Contamos en este curioso planeta con una gran cantidad de entidades internacionales, es decir que se dedican a la relación entre naciones. La más notoria es la llamada, justamente, Naciones Unidas. Sabemos que no siempre la caracteriza su unidad pero, con todo, resulta simpático que se consideren igualitariamente a sus miembros, aunque la diferencia de volúmenes sea enorme. En efecto, hay en la Unión naciones tan grandes como un continente y pequeñas como media isla, la China y Haití por ejemplos. Esto puede no importar. Ambas son igualmente soberanas y han manifestado su interés por asociarse.
Nación es una palabra que remite al acto de nacer. Naciones o pueblos, clásicamente, son conjuntos de seres humanos nacidos en un mismo lugar, una tierra que, a la vez, les pertenece por la misma razón. Es decir: una redundancia. Nación implica fijeza aunque todas las naciones, más o menos, han tendido a extenderse más allá de sus fronteras, a ser más que menos. La antigüedad solía denominar a esta suerte de hinchazón territorial mundo. Eran tiempos en que había varios mundos en el Mundo. La cosa se complicó cuando pudo comprobarse que el Mundo era uno solo, esférico para colmo, de manera que podía irse de cualquier lugar a cualquier otro a sabiendas de que no se salía del mismo planeta.
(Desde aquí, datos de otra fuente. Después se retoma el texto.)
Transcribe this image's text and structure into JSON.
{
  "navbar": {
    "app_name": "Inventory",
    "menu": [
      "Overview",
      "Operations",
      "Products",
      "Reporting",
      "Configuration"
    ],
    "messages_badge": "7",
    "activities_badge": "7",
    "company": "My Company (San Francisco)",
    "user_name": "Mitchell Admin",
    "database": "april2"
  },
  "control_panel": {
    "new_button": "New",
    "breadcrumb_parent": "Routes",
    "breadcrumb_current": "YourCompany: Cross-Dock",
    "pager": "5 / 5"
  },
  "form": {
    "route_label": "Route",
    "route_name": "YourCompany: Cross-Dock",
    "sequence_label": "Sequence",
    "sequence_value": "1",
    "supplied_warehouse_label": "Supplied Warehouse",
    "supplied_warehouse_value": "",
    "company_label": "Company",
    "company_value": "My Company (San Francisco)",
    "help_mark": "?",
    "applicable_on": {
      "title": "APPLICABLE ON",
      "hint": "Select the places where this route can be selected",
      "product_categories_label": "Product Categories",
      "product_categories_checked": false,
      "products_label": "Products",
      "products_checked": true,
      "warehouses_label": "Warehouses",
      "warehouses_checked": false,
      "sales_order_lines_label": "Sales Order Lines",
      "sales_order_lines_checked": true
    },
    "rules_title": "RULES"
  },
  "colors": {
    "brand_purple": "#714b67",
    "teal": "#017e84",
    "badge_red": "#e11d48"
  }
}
Esta obviedad no lo fue siempre. Más bien diríamos que se trata de un fenómeno moderno, algo que data del siglo XV. Fue cuando Bartolomé Díaz dio vuelta al Cabo de las Tormentas, Vasco da Gama llegó a la India y Cristóbal Colón fijó una ruta para alcanzar lo que alguna vez se llamaría América. Lo traigo a cuento por lo antedicho acerca de las naciones. Lanzados al ancho mundo, los europeos empezaron a colonizar tierras muy alejadas de sus metrópolis. Parte de sus poblaciones debió trasladarse a parajes extraños donde ninguno de ellos había nacido. ¿Serían siempre extranjeros o las colonias ensanchaban su tierra natal? La discusión no cesa y, por el contrario, sigue alimentando a los nacionalismos. En Europa hay quienes no quieren compartir unas tierras donde no han nacido. El Reino Unido dio el primer gran ejemplo al separarse de la Unión Europea. Les ha ido mal e intentan restañar lo destruido pero no faltan en el continente quienes quieren imitarlos.
Si hay una sinergia o por lo menos una tendencia en la historia, cabe decir que tiende a la contracción y no a la dispersión. Sin exagerar puede afirmarse que nos estamos globalizando y lo digo pensando en aquellos españoles y portugueses del Cuatrocientos y a un portugués al servicio de España, Magallanes, que hizo en el siglo siguiente el primer tour global de la historia. Tan clásico es nuestro proceso de globalización.
¿Dónde han ido a parar, entonces, nuestras queridas naciones? ¿Por qué los mapas han borrado los nombres de reinos como los alemanes que perduraron hasta la Primera Guerra Mundial confederados en un imperio encabezado por Prusia, más Camboya, Kapurtala y Annam? Hay quien quiere reponer etiquetas. Sin ir más lejos: Cataluña, Flandes, Córcega, Escocia. La historia los amenaza. Insisto en el ejemplo inglés. Ciertamente, los nacionalismos juzgan la nación propia como un universo, de modo que el afuera no les hace falta. A la vez, también, ocurre que si hay que tratar con China o Estados Unidos, lo mejor será juntarse pues juntos tenemos más fuerza.
El proceso de hacer un solo mundo en el Mundo es una ocurrencia europea al comprobarse que la tierra propia puede estar lejos de la tierra natal y que la vocación de ser cosmopolitas, es decir ciudadanos del mundo, es una secreta pretensión que se guarda a la espera de tiempos mejores. Bien, pero: conviene prepararlos para que no resulten peores. Si tuviéramos un Mundo de verdad nos sobrarían las naciones.